To the Editors of the CRIMSON:
The United Ministry to Students certainly joins with the students of Harvard in opposition to racial discrimination, regardless of its point of origin. However, the failure of moral embargoes in wordly affairs should teach us to implement moral opposition with every instrument available. Although the United Ministry cannot endorse the right of any student to patronize night clubs, we are very willing to join with all other groups in an attempt to close down the Club 100. As we see it, at least three issues are involved in the Club 100 controversy, and although the first is the primary point of student concern, the other two issues provide the means of enforcing public opinion.
The first issue, of course, is that of racial discrimination.
The second issue is whether or not this is a private club in fact, operating according to the license granted to it; if not, the license should be revoked.
The third issue is the immorality of a law which allows an organization to operate on the level of a private club and on the level of a place of public sale at the same time, while failing to fulfill the responsibilities of either.

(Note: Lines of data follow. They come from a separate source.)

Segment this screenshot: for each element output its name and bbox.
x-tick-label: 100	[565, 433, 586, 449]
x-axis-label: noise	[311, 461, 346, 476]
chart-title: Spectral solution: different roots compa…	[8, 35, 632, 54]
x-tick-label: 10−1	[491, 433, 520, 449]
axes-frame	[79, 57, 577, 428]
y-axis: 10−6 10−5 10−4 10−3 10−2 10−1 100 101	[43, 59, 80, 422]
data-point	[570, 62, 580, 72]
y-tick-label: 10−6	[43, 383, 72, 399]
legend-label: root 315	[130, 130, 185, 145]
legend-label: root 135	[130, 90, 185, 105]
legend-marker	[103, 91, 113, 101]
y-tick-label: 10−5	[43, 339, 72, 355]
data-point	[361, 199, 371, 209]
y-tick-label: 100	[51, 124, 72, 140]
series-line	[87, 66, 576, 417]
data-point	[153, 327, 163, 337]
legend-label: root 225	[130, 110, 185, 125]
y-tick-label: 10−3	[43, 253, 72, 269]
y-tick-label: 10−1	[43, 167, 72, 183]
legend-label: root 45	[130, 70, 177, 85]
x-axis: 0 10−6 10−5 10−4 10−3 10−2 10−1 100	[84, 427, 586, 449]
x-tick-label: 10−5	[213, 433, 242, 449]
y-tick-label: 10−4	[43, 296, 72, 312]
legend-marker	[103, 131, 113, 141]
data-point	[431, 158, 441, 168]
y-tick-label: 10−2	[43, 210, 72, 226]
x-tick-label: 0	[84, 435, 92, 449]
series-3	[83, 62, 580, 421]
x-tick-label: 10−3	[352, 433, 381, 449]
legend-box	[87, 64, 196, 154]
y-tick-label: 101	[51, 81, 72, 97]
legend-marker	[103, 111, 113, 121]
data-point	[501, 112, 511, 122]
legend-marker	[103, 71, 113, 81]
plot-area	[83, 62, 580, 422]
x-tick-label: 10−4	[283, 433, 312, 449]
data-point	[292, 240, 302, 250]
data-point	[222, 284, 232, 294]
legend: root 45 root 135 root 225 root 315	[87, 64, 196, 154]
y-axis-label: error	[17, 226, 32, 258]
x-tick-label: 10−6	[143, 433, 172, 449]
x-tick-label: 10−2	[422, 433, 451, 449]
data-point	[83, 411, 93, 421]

Before we went to grammar school, most of us recited the jingle, "Sticks and stones can break my bones, but names will never hurt me." Picketing amounts to little more than restrained name-calling; revoking the license would perhaps break the Club 100 in more ways than one...and provide other establishments with an example of what a student opposition can produce. Sincerely,
The University Ministry to Students BAPTIST: Rev. Prentiss L. Pemberton; CONGREGATIONAL: Rev. Leonard G. Clough; EPISCOPAL: Rev. Frederic B. Kellogg, Rev. John. W. Ellison; FRIENDS: Mr. George A. Selleck; JEWISH: Rabbi Harry Essrig; LUTHERAN: Rev. Edmund A. Steinile; METHODIST: Rev. Earle H. Furgeson, Rev. George T. Kennedy; PRESBYTERIAN: Rev. Cecil H. Rose, Rev. Alison R. Bryan; UNITARIAN: Rev. Robert B. Day.